In an age where a female pharaoh was almost unthinkable, she proved that power and grace could coexist, and that leadership wasn’t confined by gender. This portrait reimagines her as the powerful, confident, and intelligent woman she was.
Technique
No AI was used.
The image has been lightly misted (using the other toolset I was working on) to protect my IP. It’s also scaled down for web sharing.
Tools and Workflow
- Krita - initial sketching, mood-boarding, and painting of base layers
- OCA-Krita - My customised version of this open-source exporter that preserves Krita’s full layer data
- OCA-Blender - My customised version of this importer that rebuilds the 2D layers into Blender for scene layout
- Blender - lighting, camera depth, shaders, and render layering
- Krita (again) - final paintover and texture unification after compositing
Everything starts and ends in Krita.
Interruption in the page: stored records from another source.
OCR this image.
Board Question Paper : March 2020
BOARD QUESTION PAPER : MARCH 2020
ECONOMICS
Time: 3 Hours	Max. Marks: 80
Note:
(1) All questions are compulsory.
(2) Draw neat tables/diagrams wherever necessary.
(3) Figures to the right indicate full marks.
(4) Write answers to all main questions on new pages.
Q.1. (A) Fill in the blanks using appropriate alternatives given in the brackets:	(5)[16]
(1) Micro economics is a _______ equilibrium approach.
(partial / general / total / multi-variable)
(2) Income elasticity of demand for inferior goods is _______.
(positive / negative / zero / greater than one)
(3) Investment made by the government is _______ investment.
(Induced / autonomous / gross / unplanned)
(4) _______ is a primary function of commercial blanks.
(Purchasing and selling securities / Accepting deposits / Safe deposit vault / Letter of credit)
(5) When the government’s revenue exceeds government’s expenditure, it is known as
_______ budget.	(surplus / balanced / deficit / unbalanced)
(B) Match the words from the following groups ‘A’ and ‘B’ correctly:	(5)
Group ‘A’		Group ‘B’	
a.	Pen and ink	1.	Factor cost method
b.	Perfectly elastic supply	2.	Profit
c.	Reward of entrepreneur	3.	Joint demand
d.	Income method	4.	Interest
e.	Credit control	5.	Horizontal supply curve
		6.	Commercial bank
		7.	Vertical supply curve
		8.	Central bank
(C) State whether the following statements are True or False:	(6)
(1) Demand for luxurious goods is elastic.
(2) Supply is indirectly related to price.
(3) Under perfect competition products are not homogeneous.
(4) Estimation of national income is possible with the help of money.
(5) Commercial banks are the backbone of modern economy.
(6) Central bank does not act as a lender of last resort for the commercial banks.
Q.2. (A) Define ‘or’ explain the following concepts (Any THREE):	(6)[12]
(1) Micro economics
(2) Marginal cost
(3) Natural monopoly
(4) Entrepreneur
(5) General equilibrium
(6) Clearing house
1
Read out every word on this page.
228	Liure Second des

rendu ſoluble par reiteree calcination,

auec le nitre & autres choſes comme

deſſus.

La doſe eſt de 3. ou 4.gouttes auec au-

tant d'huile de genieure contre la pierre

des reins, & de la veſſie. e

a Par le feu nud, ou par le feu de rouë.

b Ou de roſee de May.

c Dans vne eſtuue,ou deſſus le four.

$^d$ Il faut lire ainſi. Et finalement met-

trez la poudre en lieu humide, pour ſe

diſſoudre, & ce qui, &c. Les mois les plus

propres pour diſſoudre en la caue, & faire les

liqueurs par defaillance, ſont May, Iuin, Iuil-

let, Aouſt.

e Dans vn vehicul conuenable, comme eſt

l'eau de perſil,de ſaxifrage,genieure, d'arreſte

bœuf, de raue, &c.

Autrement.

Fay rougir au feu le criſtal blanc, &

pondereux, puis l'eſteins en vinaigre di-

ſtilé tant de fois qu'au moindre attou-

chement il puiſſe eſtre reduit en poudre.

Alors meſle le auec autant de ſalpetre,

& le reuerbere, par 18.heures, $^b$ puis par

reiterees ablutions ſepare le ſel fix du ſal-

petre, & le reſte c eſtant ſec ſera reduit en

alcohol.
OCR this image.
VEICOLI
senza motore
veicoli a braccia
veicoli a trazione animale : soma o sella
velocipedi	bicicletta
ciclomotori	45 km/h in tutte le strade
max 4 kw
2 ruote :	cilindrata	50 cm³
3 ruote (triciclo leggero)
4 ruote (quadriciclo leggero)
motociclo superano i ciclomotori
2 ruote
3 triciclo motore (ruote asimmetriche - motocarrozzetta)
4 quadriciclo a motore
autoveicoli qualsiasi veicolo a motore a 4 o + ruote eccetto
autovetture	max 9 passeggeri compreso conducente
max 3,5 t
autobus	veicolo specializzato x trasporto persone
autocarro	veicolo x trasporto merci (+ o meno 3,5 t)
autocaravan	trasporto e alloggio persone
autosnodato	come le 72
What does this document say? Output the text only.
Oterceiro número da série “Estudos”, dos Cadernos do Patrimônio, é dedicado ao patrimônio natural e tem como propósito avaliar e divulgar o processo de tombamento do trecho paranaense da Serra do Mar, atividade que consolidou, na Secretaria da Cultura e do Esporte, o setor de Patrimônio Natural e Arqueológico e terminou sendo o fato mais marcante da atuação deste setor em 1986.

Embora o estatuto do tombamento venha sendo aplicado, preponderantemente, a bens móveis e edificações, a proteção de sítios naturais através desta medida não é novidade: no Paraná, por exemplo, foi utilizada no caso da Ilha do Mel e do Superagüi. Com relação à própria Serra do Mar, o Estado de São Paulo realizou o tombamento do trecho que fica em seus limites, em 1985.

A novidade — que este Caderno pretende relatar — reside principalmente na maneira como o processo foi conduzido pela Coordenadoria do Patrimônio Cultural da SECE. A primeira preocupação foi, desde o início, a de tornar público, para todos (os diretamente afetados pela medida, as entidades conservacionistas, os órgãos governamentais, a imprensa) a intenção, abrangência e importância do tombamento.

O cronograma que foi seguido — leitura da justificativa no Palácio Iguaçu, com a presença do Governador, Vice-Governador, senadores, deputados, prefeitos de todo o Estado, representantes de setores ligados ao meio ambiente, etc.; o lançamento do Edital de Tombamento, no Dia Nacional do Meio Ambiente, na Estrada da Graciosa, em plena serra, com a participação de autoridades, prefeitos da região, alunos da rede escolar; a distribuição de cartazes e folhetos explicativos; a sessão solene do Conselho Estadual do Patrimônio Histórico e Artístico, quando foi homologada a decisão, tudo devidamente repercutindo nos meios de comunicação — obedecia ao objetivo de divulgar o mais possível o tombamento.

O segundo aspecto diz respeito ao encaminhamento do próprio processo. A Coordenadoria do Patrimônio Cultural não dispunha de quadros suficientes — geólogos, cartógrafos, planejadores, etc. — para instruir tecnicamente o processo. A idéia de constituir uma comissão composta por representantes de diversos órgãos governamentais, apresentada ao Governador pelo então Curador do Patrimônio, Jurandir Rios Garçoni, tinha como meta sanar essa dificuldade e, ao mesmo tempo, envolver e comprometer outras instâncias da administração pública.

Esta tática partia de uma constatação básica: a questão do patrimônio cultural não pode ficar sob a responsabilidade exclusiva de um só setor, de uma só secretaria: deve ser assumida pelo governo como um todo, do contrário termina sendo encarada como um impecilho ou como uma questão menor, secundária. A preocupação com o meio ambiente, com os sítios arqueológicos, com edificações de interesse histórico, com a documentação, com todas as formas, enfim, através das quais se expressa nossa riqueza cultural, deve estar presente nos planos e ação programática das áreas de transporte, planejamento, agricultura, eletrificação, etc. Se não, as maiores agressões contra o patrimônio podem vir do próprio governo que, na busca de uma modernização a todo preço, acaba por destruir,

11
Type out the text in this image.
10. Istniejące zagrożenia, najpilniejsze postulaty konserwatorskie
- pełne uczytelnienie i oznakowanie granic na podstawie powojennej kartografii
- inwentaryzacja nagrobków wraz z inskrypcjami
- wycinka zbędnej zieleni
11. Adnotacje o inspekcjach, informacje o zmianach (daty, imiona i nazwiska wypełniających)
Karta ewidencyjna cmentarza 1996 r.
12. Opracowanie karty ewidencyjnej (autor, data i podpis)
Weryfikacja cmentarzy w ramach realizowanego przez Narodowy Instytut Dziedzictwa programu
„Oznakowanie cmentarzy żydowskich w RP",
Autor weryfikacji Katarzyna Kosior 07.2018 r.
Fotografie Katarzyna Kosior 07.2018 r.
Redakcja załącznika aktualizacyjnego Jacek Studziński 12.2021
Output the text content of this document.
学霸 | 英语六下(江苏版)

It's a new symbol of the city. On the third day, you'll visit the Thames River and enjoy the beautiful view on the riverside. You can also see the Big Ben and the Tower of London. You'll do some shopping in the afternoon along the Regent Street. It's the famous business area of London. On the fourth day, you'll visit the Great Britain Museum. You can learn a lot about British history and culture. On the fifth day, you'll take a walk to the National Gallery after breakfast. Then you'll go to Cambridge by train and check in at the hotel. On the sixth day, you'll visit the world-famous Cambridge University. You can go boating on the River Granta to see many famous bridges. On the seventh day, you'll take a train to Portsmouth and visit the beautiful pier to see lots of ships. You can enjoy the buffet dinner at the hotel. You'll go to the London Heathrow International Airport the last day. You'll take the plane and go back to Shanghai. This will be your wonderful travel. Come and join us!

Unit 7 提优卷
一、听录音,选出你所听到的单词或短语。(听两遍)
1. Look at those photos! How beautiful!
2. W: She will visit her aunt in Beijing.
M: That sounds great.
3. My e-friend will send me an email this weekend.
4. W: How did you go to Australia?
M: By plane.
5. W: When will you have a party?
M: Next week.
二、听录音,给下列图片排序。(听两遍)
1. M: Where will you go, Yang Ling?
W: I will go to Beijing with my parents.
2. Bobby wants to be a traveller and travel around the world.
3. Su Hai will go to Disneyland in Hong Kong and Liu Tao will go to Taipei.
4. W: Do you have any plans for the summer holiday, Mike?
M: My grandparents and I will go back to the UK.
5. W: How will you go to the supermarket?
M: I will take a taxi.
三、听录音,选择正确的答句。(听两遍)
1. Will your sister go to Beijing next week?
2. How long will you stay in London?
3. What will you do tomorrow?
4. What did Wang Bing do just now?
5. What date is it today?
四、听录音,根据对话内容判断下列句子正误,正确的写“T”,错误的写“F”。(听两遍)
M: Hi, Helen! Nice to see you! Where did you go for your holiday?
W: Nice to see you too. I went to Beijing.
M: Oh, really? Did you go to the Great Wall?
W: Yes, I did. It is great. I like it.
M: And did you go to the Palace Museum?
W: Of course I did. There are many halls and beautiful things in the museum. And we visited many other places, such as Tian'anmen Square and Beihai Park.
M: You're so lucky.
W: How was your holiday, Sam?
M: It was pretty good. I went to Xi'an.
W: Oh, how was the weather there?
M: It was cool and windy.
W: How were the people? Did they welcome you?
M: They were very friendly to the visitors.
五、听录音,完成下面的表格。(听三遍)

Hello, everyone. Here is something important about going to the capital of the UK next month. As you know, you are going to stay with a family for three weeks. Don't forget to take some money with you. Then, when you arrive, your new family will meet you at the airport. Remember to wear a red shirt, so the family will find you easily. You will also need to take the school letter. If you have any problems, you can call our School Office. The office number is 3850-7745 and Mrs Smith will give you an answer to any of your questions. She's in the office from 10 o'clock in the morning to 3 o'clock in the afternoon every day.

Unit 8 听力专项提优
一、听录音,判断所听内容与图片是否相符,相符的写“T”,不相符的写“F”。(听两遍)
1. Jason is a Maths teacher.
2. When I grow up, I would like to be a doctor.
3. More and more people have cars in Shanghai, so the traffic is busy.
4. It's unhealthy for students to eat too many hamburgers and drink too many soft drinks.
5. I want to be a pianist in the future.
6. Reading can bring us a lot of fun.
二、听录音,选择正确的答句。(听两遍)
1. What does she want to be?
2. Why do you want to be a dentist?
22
Blender provided spatial control, light realism, and multi-pass exports that fed back into the painting.
Due to the painterly feel of Cycles render with denoise, It gives me the flexibility of 3D staging without ever losing the hand-painted touch.
Why This Matters for Krita Artists
Hopefully I’ve shown just what is possible just between Krita and Blender. I want to push that as far as it will go.
The layer system can become a full animation and compositing bridge to 3D; without relying on proprietary software. Every painted layer can be animated, shaded, and presented interactively, while staying 100% open-source.
What’s Next
- A cut-out animation sequence (arms and sceptres rising)
- A “royal wave” animation using 2.5D foreshortening
- Hosting an interactive version online using Armory (viewable in any browser)
- Background composition and lighting refinement
I hope this inspires other artists to push Krita beyond illustration - into hybrid 2D/3D animation, narrative portraiture, and experimental media.
Would love to hear from anyone experimenting with similar open workflows.